The lazy wish to remain ignorant and apathetic is given the stamp of approval by this phenomenon, since what poets and thinkers actually say or intend is of no importance. If Shakespeare had had the benefits of modern therapy and postmodern philosophy, he would never have had to write Macbeth, so why bother reading it?

 

In the end, very little is left:

 

·    The only things that are real are subjectivity and personal opinion;

 

   ·    The only things that are important are functionality and personal comfort; 

 

  ·    The only things that are honest and genuine are our base motivations.

 

There is no recourse, so we might as well enjoy the absurdity. At least modernism held out the hope that science would create a better world. Postmodernists view that as hopelessly naïve nonsense.

 

The great irony is that all this postmodern analysis and psychological cynicism is just an elaborate and pretentious recurrence of ancient Greek sophistry. The Sophists were philosophic teachers who taught that there is no such thing as absolute truth, but only subjective truths that hold for a given person at a given time. Like Socrates, they sought to liberate young minds from uncritical assumptions (they did this by using rhetorical skills to demonstrate that for any rational argument there is always an equally skillful rational counter-argument.) But unlike Socrates, they stopped here, merely concluding that ‘truth’ must be relative and subjective – and having wiped out everything that had guided their students’ lives and given them meaning, they simply left them empty.

 

Socrates, on the other hand, showed his young followers that by dropping their unfounded assumptions about what is true, they arrived at the beginning of their quest for knowledge. Postmodernists, like the sophists, are already finished. Spiritual emptiness and intellectual collapse are the end of the road. Just add a little modern self-centeredness and a hefty dose of political correctness, and ancient Greek sophistry becomes postmodernism.

 

As always, our human possibilities seem severely limited because there is no appreciation of levels.
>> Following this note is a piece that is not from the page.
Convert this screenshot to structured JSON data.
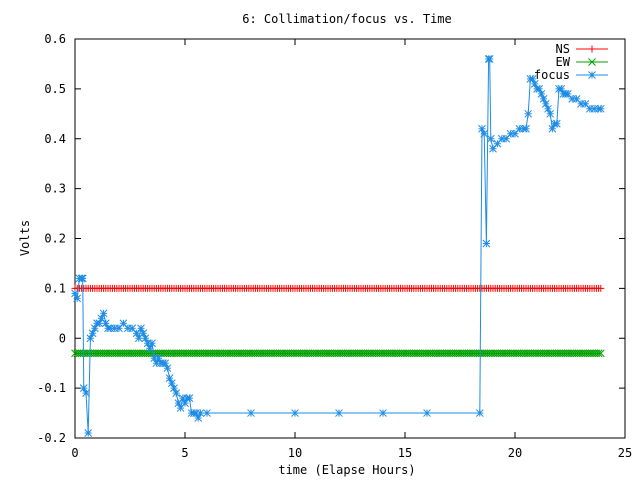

In modernism’s objective material world, only one level of existence was recognized. In postmodernism’s subjective flowing-process world, everything yet again remains on that same solitary level. Postmodern philosophers took up the challenge when contemporary science began questioning our fundamental assumptions about objectivity, perception, and reason. But rather than acknowledging the shortcomings of reason and then searching for something higher, they merely maintained that nothing is higher, that there is nothing worth longing for. They shrank before the threshold.  

 

Plato knew that Eros could lead us through this threshold and beyond the limitations of our utilitarian reason. But Eros has fled, just as the ancient story of ‘Eros and Psyche’ has told us.